In the discussions for RFC 193, @matklad and me independently had the idea of formalizing a “data only” subset of nix, similar to zon (zig object notation) files in the zig ecosystem (see their comment and mine).
This format would:
- Be 100% valid Nix code, but
- guarantee linear evaluation complexity by
- disallowing the definition and usage of functions and most other language features
This could be very useful for defining the “data only” portion of a Flake (which is exactly what RFC 193 is about) but also generally to replace JSON and TOML in the nix ecosystem, like in flake.lock , lockfiles of npins or niv, or profile manifests, which are already stored as a non-formal .nix when using nix-env, but .json when using nix profile. It could even replace aterms as the serialization format for derivations!
This file format needs a new file extension (I liked the suggestion .nox (Nix Object eXpression) and the evaluator then needs to raise errors if any disallowed language constructs are used within these files. They could still be imported without a problem from regular .nix files, of course.
New builtin functions toNOX and fromNOX would also be provided.
Some questions that remain:
- What should the name of the file format be? (
.nox,.non,.nxn,.nixon) - What syntax should actually be allowed in this format?

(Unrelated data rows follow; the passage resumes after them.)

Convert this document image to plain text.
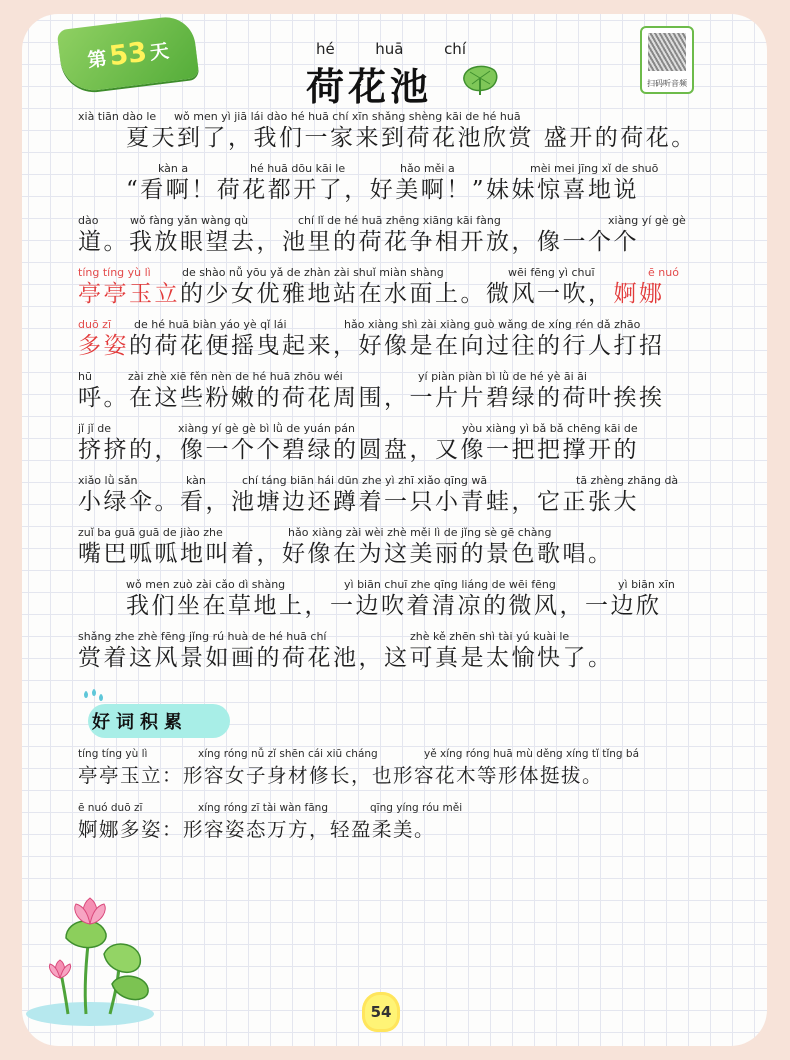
第 53 天	hé	huā	chí
荷花池	扫码听音频
xià tiān dào le wǒ men yì jiā lái dào hé huā chí xīn shǎng shèng kāi de hé huā
夏天到了，我们一家来到荷花池欣赏 盛开的荷花。
kàn a	hé huā dōu kāi le	hǎo měi a	mèi mei jīng xǐ de shuō
“看啊！荷花都开了，好美啊！”妹妹惊喜地说
dào	wǒ fàng yǎn wàng qù	chí lǐ de hé huā zhēng xiāng kāi fàng	xiàng yí gè gè
道。我放眼望去，池里的荷花争相开放，像一个个
tíng tíng yù lì	de shào nǚ yōu yǎ de zhàn zài shuǐ miàn shàng	wēi fēng yì chuī	ē nuó
亭亭玉立的少女优雅地站在水面上。微风一吹，婀娜
duō zī de hé huā biàn yáo yè qǐ lái	hǎo xiàng shì zài xiàng guò wǎng de xíng rén dǎ zhāo
多姿的荷花便摇曳起来，好像是在向过往的行人打招
hū	zài zhè xiē fěn nèn de hé huā zhōu wéi	yí piàn piàn bì lǜ de hé yè āi āi
呼。在这些粉嫩的荷花周围，一片片碧绿的荷叶挨挨
jǐ jǐ de	xiàng yí gè gè bì lǜ de yuán pán	yòu xiàng yì bǎ bǎ chēng kāi de
挤挤的，像一个个碧绿的圆盘，又像一把把撑开的
xiǎo lǜ sǎn	kàn	chí táng biān hái dūn zhe yì zhī xiǎo qīng wā	tā zhèng zhāng dà
小绿伞。看，池塘边还蹲着一只小青蛙，它正张大
zuǐ ba guā guā de jiào zhe	hǎo xiàng zài wèi zhè měi lì de jǐng sè gē chàng
嘴巴呱呱地叫着，好像在为这美丽的景色歌唱。
wǒ men zuò zài cǎo dì shàng	yì biān chuī zhe qīng liáng de wēi fēng	yì biān xīn
我们坐在草地上，一边吹着清凉的微风，一边欣
shǎng zhe zhè fēng jǐng rú huà de hé huā chí	zhè kě zhēn shì tài yú kuài le
赏着这风景如画的荷花池，这可真是太愉快了。
好词积累
tíng tíng yù lì	xíng róng nǚ zǐ shēn cái xiū cháng	yě xíng róng huā mù děng xíng tǐ tǐng bá
亭亭玉立：形容女子身材修长，也形容花木等形体挺拔。
ē nuó duō zī	xíng róng zī tài wàn fāng	qīng yíng róu měi
婀娜多姿：形容姿态万方，轻盈柔美。
54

The second questions seems much harder to answer. A minimal subset is easy to think about:
{
a = “a”;
# Comments are important
b = { c = null; d = 3; };
e.f.g = true; # Are we sure this is a good idea though?
}
Attrsets, strings, int, bool and null all must be supported. Comments most likely as well.
Nested attribute names (e.f.g in the example above, maybe there’s a better technical term) already aren’t quite as clear. They are useful to reduce indentation and make some things easier to write, but they also make serialization ambiguous and make it harder to write tooling that can work with this format. However, this hasn’t kept TOML from exploding in popularity, so maybe not much of an issue.
But then it becomes less clear; what about floats? let ... in? import of other files of the same format? Every new feature makes this format more useful, but of course, it also makes it much harder to properly serialize, deserialize and modify programmatically.
So, what are your thoughts on this? I am feeling kinda motivated to write an RFC, just for having the format itself. Whether we put it in all the different places I mentioned above is a completely separate story.